Yeah. It's a bit scary. My friends don't like me living here, but I think it's kind of exciting. I found a bloodbath in the stairwell one time and took some digital pictures of it. It looked just like an art installation, like someone was trying to create a bloodbath. It was like life imitating art; the most beautiful bloodbath you could ever find in your life.

Gross. So the last thing worth mentioning, because it seems to be the project that occupies most of your time these days, is the Sleepworks. I suppose on a surface level, it just looks like audio recordings of you talking in your sleep, but I'm sure there's much more to it.
Yes. Well, I'm really tortured in my sleep. I would have terrible dreams but I would wake up and not remember them. So in the morning, I would try to write them down in a dream journal, but by the time I would start writing, I would forget like half of what happened. So one day, I had the idea that I would sleep with the tape recorder. After time, I classically conditioned myself to push the record button in my sleep.

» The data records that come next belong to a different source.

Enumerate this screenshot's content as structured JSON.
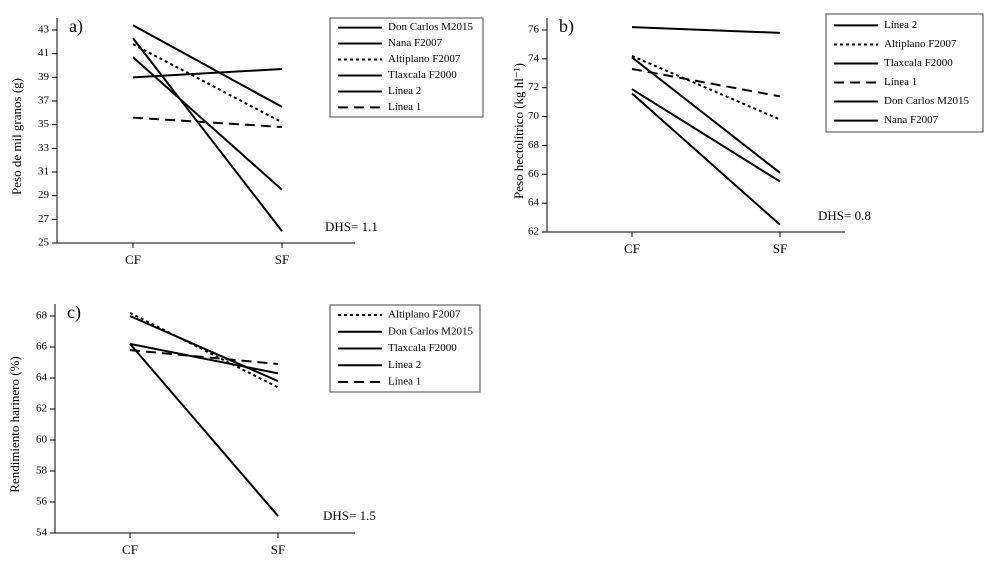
{
  "chart_data": [
    {
      "type": "line",
      "title": "a)",
      "y_label": "Peso de mil granos (g)",
      "annotation": "DHS= 1.1",
      "categories": [
        "CF",
        "SF"
      ],
      "ylim": [
        25,
        43
      ],
      "yticks": [
        25,
        27,
        29,
        31,
        33,
        35,
        37,
        39,
        41,
        43
      ],
      "grid": false,
      "series": [
        {
          "name": "Don Carlos M2015",
          "color": "#000000",
          "style": "solid",
          "values": [
            43.4,
            36.5
          ]
        },
        {
          "name": "Nana F2007",
          "color": "#000000",
          "style": "solid",
          "values": [
            39.0,
            39.7
          ]
        },
        {
          "name": "Altiplano F2007",
          "color": "#000000",
          "style": "dotted",
          "values": [
            41.8,
            35.2
          ]
        },
        {
          "name": "Tlaxcala F2000",
          "color": "#000000",
          "style": "solid",
          "values": [
            40.7,
            29.5
          ]
        },
        {
          "name": "Línea 2",
          "color": "#000000",
          "style": "solid",
          "values": [
            42.3,
            26.0
          ]
        },
        {
          "name": "Línea 1",
          "color": "#000000",
          "style": "dashed",
          "values": [
            35.6,
            34.8
          ]
        }
      ]
    },
    {
      "type": "line",
      "title": "b)",
      "y_label": "Peso hectolítrico (kg hl⁻¹)",
      "annotation": "DHS= 0.8",
      "categories": [
        "CF",
        "SF"
      ],
      "ylim": [
        62,
        76
      ],
      "yticks": [
        62,
        64,
        66,
        68,
        70,
        72,
        74,
        76
      ],
      "grid": false,
      "series": [
        {
          "name": "Línea 2",
          "color": "#000000",
          "style": "solid",
          "values": [
            76.2,
            75.8
          ]
        },
        {
          "name": "Altiplano F2007",
          "color": "#000000",
          "style": "dotted",
          "values": [
            74.2,
            69.8
          ]
        },
        {
          "name": "Tlaxcala F2000",
          "color": "#000000",
          "style": "solid",
          "values": [
            74.1,
            66.1
          ]
        },
        {
          "name": "Línea 1",
          "color": "#000000",
          "style": "dashed",
          "values": [
            73.3,
            71.4
          ]
        },
        {
          "name": "Don Carlos M2015",
          "color": "#000000",
          "style": "solid",
          "values": [
            71.9,
            65.5
          ]
        },
        {
          "name": "Nana F2007",
          "color": "#000000",
          "style": "solid",
          "values": [
            71.6,
            62.5
          ]
        }
      ]
    },
    {
      "type": "line",
      "title": "c)",
      "y_label": "Rendimiento harinero (%)",
      "annotation": "DHS= 1.5",
      "categories": [
        "CF",
        "SF"
      ],
      "ylim": [
        54,
        68
      ],
      "yticks": [
        54,
        56,
        58,
        60,
        62,
        64,
        66,
        68
      ],
      "grid": false,
      "series": [
        {
          "name": "Altiplano F2007",
          "color": "#000000",
          "style": "dotted",
          "values": [
            68.2,
            63.4
          ]
        },
        {
          "name": "Don Carlos M2015",
          "color": "#000000",
          "style": "solid",
          "values": [
            68.0,
            63.8
          ]
        },
        {
          "name": "Tlaxcala F2000",
          "color": "#000000",
          "style": "solid",
          "values": [
            66.2,
            64.3
          ]
        },
        {
          "name": "Línea 2",
          "color": "#000000",
          "style": "solid",
          "values": [
            66.2,
            55.1
          ]
        },
        {
          "name": "Línea 1",
          "color": "#000000",
          "style": "dashed",
          "values": [
            65.8,
            64.9
          ]
        }
      ]
    }
  ]
}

I randomly downloaded one of them to try and make sense of the project. I think it's called "Le Bobcat"? What exactly is going on there?
I had this dream about a bobcat that came over to our house and was interacting with us. Then it had to go to the doctor because it thought it was pregnant, and it scratched me real good on the back of the leg and I was like "I think bobcats are cute and everything, but if one attacks me I will cut it up." Then over time, the bobcat turns into this woman, and we're dating, and then it gets really bizarre. There's these recordings that strangely happened the same night that say "These forward and backwards revelations are going to breath and bring the spirit world with the real world, because hierarchy's important with them." So what I did was take what I said, and make it forwards in one ear and backwards in the other. Then I took the sound of real bobcats in heat, then in stress, then purring, and I played them backwards. The idea was to have the listener listen to this tape on repeat with headphones while falling asleep so that the bobcat dream would enter into the dream of the listener, even though the listener is a different person with their own brain and experiences and neurons that make up whatever they're going to dream about. Their dream would be the final work of art.

I tried to figure out if the people who bought the album listened to it when they went to sleep and if the bobcat entered their dreams, but they were all like, "Man, that was a nightmare! I'm not going to listen to that when I'm going to sleep!"